When with all the loved around thee,

Still thy heart says, “I am lonely.”

It is well: the truth has found thee,

Rest is with the Father only.

Listen to this word of Jesus Christ from the Gospel according to John, chapter 14, verse 18: “I will not leave you desolate; I will come to you.” Remember how it was with Jesus’ disciples? They were together in their familiar group. They had each other. And yet they were dismayed at the loneliness that seemed to lie ahead. Jesus told them that he was going away. The best friend they’d ever had was about to leave them. They were facing what seemed like orphanhood, bereavement, heartbreaking loss.

But here on the last night before he was crucified, he said, “I will not leave you comfortless, orphaned, desolate.” There are depths of loneliness in us which only he can reach. We have struggles which none but he can fully understand. And more, there are some crises which each of us must face alone, in which no human companions can be there for support. Supreme among those is death. But wonder of wonders, this Jesus, now risen from the dead, offers to be with us unfailingly. “Let not your heart be troubled . . . Lo, I am with you all the days, even to the end of the age.” He is there even in the valley of the shadow.

Yet he will not force himself upon us. We can shut the door of our loneliness against him. We can refuse his proffered friendship. We can say in one poet’s bitter words, “I want no Jesus Christ to think he ever died for me.” We can put him off as we sometimes do others, saying, “I don’t need you. I can make it alone.”

Sadly, we don’t always want to relinquish our loneliness. A recent writer on the subject comments that, “Too many are ambivalent about the spaces between us. We want independence and a faithful lover. We want the support of a family but not its demands; we want a community but we don’t want to conform to its codes.” We want companionship, we want comfort, all of us. But we don’t want to give up our right to ourselves.

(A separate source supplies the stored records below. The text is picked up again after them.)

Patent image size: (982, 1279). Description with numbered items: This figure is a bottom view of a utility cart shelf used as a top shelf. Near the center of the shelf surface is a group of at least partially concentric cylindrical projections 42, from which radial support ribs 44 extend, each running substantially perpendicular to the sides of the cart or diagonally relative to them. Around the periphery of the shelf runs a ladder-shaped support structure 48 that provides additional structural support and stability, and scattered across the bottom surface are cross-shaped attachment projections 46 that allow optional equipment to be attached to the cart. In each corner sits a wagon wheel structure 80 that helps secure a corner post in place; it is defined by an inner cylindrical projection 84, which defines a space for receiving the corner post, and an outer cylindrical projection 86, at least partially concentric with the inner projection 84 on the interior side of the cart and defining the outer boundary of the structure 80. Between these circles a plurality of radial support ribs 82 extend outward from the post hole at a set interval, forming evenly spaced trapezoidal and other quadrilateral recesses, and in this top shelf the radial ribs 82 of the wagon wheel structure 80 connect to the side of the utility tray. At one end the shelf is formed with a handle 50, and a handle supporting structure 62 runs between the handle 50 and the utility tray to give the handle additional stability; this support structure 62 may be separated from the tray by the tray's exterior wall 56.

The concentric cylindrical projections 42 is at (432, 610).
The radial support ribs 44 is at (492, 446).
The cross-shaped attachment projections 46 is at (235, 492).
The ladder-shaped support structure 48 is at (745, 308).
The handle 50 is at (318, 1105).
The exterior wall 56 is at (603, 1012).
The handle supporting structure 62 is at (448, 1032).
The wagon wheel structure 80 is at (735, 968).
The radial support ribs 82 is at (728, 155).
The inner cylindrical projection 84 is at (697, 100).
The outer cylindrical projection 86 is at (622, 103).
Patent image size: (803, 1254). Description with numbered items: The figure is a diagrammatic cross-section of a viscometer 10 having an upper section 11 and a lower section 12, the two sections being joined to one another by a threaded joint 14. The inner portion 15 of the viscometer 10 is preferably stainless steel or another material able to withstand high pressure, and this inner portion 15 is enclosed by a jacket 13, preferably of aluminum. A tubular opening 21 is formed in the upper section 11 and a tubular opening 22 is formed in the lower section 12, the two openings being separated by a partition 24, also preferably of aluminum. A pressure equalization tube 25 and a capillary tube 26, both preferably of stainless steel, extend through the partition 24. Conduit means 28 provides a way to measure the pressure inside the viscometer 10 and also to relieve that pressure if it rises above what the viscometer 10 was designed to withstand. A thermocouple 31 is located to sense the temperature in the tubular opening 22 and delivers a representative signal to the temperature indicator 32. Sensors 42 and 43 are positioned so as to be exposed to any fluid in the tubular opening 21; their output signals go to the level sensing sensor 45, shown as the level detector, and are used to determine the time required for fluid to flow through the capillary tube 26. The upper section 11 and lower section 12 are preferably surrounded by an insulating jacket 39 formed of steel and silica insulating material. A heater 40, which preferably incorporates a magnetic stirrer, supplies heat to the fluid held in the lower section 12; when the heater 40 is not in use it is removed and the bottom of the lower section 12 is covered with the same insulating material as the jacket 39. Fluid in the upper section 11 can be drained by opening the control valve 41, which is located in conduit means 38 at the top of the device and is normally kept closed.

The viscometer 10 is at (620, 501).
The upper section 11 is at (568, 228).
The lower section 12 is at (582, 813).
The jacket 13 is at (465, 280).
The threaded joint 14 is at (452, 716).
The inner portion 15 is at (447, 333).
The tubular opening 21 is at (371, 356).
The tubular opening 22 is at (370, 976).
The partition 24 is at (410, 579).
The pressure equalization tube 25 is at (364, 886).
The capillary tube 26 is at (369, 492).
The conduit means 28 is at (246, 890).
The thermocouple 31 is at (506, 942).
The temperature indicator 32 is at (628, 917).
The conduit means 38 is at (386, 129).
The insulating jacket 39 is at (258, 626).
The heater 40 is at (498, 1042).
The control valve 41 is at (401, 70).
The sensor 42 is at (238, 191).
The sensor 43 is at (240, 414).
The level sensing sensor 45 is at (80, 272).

How does the presence of Jesus become real for us? Listen:

They who have my commandments and keep them are those who love me; and those who love me will be loved by my Father, and I will love them and reveal myself to them.

John 14:21, nrsv

The cure for loneliness is in commitment to him. It’s when we cherish his word and will that we know his nearness.

His gracious companionship is held out to you today in the gospel. Jesus says, “Behold, I stand at the door and knock; if any one hears my voice and opens the door, I will come in to him and will eat with him, and he with me” (Rev. 3:20, rsv). It’s a marvelous offer, friends. He will banish our loneliness if we deeply want him to. Will you welcome him today? He’s standing at the threshold of your life, offering the joy of his presence, inviting you to a transforming friendship. The question is: Do we really want him with us? Are we willing to open the gates to this Lord of all life and let him make us loving, caring, happy persons? Will we follow him in the fellowship of his forgiven people? Wherever we are right now, if we will respond to his call, he will meet us. And then, whatever we may face, we have his sure promise to lean on: “I will not leave you desolate.”